Wednesday, August 11, 2010

The Jane Austen Tea Society Book For October 2010


Wuthering Heights was written by Emily Brontë and published under the pseudonym, Ellis Bell, in 1847. It was Emily’s only novel. She along with her sisters Charlotte and Anne wrote poetry but it was her story of thwarted obsession that has become an English language classic.

“Wuthering” is a Yorkshire word referring to “turbulent weather” and it is appropriate when applied to the violent passions & deeply troubled emotions taking place under the roof of the manor on the moors, Wuthering Heights – the primary setting for this gothic novel.

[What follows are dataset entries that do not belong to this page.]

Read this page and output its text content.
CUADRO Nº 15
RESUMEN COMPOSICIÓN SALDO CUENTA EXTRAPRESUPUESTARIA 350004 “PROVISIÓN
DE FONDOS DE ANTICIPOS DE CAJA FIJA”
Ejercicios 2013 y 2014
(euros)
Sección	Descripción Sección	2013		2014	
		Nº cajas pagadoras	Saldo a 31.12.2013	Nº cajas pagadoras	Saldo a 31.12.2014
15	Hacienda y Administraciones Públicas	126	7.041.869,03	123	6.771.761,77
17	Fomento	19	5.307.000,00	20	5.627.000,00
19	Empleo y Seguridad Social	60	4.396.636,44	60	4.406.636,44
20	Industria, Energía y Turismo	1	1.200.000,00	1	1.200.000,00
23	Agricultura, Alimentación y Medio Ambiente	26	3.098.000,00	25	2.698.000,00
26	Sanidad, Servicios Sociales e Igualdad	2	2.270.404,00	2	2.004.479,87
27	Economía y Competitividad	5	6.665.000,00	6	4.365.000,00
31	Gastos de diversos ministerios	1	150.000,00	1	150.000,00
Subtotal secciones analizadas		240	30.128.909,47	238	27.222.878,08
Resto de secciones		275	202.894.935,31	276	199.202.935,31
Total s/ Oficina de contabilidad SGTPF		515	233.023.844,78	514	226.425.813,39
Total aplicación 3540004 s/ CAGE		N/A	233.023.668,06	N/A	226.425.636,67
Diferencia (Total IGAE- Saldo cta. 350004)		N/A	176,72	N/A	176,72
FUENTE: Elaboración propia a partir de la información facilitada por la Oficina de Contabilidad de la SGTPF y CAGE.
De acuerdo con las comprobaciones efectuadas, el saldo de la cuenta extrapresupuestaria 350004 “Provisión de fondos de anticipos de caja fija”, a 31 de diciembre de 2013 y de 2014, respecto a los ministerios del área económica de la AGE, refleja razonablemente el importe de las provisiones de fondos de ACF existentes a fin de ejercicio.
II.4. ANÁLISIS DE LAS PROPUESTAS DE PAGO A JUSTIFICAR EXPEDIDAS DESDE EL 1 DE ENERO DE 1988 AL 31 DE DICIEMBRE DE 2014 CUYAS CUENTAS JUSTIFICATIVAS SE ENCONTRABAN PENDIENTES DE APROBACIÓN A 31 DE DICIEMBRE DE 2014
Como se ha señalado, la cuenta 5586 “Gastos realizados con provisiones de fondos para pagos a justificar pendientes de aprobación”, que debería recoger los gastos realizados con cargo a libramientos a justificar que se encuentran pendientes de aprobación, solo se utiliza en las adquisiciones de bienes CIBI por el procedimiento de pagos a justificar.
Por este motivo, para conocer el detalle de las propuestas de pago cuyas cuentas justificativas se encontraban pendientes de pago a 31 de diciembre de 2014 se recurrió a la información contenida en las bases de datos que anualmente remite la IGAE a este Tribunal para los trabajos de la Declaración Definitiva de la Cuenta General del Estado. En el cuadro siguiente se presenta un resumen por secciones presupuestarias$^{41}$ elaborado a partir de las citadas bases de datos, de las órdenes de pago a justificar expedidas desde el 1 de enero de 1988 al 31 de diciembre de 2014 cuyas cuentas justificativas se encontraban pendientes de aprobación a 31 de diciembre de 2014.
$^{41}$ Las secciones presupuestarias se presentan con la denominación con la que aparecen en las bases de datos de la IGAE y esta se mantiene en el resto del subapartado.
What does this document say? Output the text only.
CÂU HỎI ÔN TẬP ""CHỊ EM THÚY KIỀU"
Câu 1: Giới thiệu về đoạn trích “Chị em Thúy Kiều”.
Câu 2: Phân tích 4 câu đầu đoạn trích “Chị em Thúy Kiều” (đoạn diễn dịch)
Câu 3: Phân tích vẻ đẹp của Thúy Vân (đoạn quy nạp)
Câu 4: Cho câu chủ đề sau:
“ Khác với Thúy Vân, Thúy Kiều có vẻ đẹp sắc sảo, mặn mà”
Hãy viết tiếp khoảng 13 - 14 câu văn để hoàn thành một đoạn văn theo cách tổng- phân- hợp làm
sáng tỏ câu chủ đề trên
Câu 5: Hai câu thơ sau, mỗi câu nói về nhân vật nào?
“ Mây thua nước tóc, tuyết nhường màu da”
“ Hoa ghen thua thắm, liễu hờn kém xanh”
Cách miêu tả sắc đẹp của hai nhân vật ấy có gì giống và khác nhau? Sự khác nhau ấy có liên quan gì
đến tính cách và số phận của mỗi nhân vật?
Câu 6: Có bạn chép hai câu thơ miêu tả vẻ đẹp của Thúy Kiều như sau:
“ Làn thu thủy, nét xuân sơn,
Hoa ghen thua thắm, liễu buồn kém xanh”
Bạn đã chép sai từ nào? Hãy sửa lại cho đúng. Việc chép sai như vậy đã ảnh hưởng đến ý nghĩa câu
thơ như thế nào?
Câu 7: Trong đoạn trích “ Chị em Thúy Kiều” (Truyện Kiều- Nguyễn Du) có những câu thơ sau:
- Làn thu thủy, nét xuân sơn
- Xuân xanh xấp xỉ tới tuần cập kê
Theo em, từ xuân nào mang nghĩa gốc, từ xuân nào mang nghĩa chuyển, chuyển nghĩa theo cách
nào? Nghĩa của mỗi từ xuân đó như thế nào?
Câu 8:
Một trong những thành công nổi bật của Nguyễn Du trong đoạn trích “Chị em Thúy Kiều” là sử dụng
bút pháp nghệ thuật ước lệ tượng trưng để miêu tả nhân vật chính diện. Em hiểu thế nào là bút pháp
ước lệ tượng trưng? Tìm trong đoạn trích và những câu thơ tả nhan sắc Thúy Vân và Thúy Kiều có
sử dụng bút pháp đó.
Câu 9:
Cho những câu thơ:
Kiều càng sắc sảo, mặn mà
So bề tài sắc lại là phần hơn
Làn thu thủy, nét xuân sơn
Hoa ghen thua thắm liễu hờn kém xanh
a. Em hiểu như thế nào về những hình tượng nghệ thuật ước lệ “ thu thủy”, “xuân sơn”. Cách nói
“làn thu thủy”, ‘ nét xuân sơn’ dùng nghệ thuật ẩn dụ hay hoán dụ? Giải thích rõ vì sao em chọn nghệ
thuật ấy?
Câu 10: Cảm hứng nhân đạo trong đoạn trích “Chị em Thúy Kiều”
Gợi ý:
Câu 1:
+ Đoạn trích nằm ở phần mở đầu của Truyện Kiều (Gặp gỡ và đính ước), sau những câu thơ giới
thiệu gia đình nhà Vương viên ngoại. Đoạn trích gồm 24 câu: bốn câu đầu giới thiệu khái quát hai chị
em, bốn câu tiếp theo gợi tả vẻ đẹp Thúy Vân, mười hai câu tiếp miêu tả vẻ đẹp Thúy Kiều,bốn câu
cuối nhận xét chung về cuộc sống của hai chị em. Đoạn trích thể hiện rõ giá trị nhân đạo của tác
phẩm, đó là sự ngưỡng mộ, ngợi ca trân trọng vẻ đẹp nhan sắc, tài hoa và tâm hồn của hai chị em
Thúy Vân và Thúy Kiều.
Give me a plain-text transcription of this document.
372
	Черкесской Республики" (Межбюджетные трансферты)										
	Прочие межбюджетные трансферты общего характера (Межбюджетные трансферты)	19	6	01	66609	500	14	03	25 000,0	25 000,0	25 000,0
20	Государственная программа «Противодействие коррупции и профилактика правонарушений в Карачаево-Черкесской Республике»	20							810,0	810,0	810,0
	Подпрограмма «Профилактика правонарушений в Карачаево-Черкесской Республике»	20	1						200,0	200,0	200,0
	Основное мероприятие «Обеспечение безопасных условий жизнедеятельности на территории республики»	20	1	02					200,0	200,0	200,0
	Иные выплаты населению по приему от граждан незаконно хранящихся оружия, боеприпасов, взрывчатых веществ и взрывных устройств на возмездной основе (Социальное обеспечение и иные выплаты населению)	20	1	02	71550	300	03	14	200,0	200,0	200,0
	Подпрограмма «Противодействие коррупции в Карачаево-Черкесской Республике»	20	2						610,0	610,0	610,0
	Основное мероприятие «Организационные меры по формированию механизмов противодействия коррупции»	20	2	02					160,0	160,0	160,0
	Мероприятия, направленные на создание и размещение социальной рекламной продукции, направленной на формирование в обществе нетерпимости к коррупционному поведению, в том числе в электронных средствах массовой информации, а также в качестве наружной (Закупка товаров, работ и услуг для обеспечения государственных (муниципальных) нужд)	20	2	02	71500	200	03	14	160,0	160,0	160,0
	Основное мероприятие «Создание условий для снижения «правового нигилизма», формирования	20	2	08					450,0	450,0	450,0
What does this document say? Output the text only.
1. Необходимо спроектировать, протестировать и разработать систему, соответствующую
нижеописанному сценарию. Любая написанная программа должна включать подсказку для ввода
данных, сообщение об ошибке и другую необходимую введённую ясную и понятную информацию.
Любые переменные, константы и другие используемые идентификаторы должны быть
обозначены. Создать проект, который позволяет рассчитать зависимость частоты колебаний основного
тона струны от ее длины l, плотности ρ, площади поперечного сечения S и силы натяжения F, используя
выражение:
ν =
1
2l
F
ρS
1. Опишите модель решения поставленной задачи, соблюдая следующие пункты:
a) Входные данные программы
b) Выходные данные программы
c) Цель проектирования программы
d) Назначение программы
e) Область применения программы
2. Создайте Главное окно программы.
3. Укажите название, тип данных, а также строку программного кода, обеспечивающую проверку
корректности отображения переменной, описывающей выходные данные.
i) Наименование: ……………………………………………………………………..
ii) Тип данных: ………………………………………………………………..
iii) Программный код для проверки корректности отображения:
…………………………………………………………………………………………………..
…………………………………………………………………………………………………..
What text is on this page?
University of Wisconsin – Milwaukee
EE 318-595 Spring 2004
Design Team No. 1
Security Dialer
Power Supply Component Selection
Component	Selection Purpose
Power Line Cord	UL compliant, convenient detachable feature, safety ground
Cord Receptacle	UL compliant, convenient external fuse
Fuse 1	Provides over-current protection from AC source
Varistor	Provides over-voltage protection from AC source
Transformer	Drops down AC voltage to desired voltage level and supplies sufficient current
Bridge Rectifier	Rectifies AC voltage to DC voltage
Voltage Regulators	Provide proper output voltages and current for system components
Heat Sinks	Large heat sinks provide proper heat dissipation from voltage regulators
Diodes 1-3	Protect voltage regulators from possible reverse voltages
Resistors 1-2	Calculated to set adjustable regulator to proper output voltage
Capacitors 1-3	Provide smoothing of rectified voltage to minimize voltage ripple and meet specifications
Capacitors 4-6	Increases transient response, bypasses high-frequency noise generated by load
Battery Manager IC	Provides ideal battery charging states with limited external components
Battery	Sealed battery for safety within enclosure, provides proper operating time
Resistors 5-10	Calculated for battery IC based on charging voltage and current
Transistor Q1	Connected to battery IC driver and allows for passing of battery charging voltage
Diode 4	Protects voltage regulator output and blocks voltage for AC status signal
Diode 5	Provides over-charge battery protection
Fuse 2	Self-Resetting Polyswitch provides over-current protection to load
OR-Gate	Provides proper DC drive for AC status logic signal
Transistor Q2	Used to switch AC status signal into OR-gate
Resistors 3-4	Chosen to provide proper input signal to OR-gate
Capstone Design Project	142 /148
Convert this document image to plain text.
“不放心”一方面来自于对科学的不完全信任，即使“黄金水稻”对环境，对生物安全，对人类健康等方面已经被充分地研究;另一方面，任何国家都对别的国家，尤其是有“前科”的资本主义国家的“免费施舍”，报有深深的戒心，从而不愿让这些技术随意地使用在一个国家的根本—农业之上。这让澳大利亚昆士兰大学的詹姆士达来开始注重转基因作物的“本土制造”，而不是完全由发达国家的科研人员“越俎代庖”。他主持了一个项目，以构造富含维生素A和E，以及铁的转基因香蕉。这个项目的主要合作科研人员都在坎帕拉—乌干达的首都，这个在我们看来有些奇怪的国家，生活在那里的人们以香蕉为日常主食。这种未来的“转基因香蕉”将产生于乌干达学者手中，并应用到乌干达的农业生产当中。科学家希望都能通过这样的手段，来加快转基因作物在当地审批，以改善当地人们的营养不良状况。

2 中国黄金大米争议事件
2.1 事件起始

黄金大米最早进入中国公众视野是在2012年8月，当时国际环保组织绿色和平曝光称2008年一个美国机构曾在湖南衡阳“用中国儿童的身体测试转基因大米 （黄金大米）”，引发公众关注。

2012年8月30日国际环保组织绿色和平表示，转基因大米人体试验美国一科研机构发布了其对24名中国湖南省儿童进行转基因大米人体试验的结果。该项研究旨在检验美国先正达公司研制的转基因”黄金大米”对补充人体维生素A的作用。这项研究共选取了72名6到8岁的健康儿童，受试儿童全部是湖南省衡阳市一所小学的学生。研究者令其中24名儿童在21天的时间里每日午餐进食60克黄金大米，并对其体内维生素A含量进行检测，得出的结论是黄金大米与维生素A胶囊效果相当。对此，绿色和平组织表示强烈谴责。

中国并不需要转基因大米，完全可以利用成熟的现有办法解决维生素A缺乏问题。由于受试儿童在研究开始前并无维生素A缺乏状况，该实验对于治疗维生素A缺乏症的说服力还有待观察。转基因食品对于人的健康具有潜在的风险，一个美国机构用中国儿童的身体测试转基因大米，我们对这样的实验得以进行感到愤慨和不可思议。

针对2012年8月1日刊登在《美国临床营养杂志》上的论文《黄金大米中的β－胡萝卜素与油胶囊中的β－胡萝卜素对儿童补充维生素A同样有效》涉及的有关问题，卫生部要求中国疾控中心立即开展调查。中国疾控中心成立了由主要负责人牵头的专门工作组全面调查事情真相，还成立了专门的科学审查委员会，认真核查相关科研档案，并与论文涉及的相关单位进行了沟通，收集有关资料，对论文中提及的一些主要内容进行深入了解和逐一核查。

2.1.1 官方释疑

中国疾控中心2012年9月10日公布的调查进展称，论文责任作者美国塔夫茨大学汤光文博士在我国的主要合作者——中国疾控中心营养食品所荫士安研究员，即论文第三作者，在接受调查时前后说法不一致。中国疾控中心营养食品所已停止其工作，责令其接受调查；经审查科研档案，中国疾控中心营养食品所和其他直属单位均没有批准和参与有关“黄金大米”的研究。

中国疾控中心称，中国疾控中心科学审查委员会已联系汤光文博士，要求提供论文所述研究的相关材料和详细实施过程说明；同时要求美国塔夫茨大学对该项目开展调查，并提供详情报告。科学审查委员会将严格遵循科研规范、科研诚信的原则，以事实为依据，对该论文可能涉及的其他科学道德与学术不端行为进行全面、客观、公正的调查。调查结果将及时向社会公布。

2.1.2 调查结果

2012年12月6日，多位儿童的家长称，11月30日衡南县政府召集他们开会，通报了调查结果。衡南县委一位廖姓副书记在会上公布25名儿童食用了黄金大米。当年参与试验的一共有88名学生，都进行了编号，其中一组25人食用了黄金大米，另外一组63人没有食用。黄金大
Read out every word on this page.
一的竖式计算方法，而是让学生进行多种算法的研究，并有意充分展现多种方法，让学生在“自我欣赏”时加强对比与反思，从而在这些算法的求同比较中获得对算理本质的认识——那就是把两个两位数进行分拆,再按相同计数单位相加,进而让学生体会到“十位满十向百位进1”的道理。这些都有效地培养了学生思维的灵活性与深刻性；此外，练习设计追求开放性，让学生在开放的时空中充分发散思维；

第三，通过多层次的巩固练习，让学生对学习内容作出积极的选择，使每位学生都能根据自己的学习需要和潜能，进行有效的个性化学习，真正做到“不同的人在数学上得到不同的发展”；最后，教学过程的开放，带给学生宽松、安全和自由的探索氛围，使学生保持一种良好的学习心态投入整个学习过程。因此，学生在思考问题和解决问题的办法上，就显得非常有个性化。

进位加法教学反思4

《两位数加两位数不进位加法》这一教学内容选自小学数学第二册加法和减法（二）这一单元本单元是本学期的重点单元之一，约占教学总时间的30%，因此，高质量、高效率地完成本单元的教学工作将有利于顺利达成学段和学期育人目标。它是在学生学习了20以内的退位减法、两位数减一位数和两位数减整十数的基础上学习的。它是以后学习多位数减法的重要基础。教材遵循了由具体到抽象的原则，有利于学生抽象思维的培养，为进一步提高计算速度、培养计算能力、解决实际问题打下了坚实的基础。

As anyone who has read Wuthering Heights might imagine, this novel met with very mixed reviews when it was published. Its depths of despair & depictions of human cruelty, both mental and physical, were stark and disturbing. While the critics praised the obvious talent it took to execute this complicated work, they questioned the theme, the character development and the tragic moral choices exhibited therein.

Born July 30, 1818 in Thornton, Yorkshire, the heart of Emily’s world was the small grey stone house on the lonely moors with its front door opening almost directly onto a cemetery. Studies of Emily – the 5th of the Brontë children - have distilled the portrait of a person who was herself reclusive, reserved, iron-willed and painfully tied by emotion to her home and its environs … How did this young clergyman’s daughter produce this dark masterpiece? What violent dreams brought Heathcliff to life and set his steps to written page to intertwine with those of the equally misguided Catherine Earnshaw?

The inescapable strength of the novel is the intricately told storyline and enduring fascination that readers have held for Cathy and her romantic hero / brutal alter ego, Heathcliff. Why are we also attracted to him and yet innately detest his blackly drawn nature? Do our hearts turn more steadily against him with each reading? Was there a time in our lives as young readers that we found sympathy for the little foundling thrust into a family that received him with such mixed emotions?

This next read may enlighten us… ever so slightly into a better understanding…. or… it may not.

So – the next read for The Jane Austen Tea Society in our current reading plan of British Victorian authors is Wuthering Heights. You might want to start reading in time to meet and discuss over High Tea in October.